Les actions partenariales de Vivendi environnement dans le domaine de l’eau

Le lien existant entre l’action humanitaire et le développement: un exemple d’action plurisectorielle pour favoriser la paix par le travail sur l’eau.

Keywords: | | | | | | | Kosovo | Balkan | Ex Yugoslavia

Sur le terrain de l’humanitaire, les acteurs ont parfois tendance à intervenir sans se concerter. La perception réciproque de leurs actions est même souvent médiocre, chacun visant des buts distincts. Pourtant, selon Thierry Vandevelde, directeur du département humanitaire de Vivendi Water, les entreprises privées doivent elles-aussi contribuer à l’action humanitaire. A son sens, le partenariat non-seulement peut et doit exister entre les organisations non-gouvernementales et le secteur privé, mais il est aussi source d’efficacité et d’enrichissement mutuel.

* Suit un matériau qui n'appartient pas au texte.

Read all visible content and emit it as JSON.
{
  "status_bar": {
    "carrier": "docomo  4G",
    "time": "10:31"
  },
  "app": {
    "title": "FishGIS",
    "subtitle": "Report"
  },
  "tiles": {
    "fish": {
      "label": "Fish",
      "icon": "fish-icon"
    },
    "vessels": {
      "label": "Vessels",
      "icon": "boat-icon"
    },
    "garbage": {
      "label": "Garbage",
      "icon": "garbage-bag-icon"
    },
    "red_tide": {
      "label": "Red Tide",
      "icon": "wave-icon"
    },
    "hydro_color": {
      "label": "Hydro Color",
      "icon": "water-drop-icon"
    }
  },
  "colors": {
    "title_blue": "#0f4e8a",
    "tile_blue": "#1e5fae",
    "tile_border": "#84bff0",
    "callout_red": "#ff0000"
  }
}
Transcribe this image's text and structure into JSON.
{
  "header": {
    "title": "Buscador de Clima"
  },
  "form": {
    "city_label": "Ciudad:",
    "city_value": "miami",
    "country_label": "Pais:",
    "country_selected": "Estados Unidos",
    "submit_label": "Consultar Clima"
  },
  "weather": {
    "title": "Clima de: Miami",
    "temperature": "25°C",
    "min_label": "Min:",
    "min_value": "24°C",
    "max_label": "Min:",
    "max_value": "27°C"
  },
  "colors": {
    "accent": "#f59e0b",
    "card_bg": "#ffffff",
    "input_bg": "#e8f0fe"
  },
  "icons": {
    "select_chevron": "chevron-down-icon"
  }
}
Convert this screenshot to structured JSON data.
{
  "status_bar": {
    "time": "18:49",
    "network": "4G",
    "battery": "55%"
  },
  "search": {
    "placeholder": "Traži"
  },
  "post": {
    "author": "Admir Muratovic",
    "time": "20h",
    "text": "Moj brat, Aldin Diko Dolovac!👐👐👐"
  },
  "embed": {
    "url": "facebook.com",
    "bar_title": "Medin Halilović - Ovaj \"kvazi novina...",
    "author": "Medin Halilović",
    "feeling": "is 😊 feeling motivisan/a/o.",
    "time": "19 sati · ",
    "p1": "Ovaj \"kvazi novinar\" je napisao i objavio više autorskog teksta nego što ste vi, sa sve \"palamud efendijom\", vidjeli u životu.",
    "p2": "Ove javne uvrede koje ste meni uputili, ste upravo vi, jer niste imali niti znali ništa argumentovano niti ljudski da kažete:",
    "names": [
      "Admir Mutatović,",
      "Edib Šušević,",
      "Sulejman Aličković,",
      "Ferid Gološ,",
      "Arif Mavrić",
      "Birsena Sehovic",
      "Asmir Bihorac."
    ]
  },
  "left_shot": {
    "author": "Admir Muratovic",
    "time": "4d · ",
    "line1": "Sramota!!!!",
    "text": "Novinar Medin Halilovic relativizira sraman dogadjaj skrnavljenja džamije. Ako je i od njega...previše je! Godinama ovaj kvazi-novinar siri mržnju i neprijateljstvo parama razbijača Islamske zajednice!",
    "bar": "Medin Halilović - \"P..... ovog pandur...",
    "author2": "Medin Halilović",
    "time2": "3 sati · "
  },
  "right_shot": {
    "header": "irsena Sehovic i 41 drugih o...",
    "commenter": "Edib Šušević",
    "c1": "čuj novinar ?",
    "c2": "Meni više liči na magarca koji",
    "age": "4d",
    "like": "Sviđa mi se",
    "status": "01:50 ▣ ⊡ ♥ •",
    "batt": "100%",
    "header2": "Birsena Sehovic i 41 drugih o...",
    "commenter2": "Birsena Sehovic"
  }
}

Après les terribles inondations du fleuve Yangtze en Chine puis le passage du cyclone Mitch au Nicaragua, l’entreprise Vivendi environnement, ex-Générale des Eaux, a mis en place une structure permanente d’alerte autour des questions humanitaires : la Water Force, qui repose sur la mise à disposition de personnels compétents et d’équipements techniques adaptés aux interventions dans le domaine de l’eau. Garantir un accès à l’eau potable aux populations victimes d’une catastrophe naturelle ou soumises aux conséquences d’un conflit est en effet à ses yeux une priorité. C’est ce qu’explique Thierry Vandevelde, directeur du département humanitaire de Vivendi Water depuis 1999. L’action doit alors impliquer à la fois les organisations non-gouvernementales, les collectivités locales et les professionnels. L’idée est de dépasser les clivages qui tendent traditionnellement à opposer ces différents acteurs, et de trouver des solutions communes aux gigantesques problèmes existant dans le domaine de l’eau. Vivendi environnement travaille ainsi au contact de plusieurs ONG : la Croix-Rouge française, Caritas, Care, Aide médicale internationale, MSF…. Pour Thierry Vandevelde, ce partenariat avec les ONG est véritablement source de synergie et d’un enrichissement mutuel, grâce au partage des connaissances et des compétences. Qui plus est, cela permet d’accroître la rapidité et l’efficacité de leurs interventions. En réponse à un appel de l’Organisation des Nations Unies, Vivendi environnement est ainsi resté au Kosovo durant toute une année, après la fin du conflit, pour équiper la régie des eaux de Mitrovica, installer les équipements nécessaires, gérer le système d’eau et former le personnel local.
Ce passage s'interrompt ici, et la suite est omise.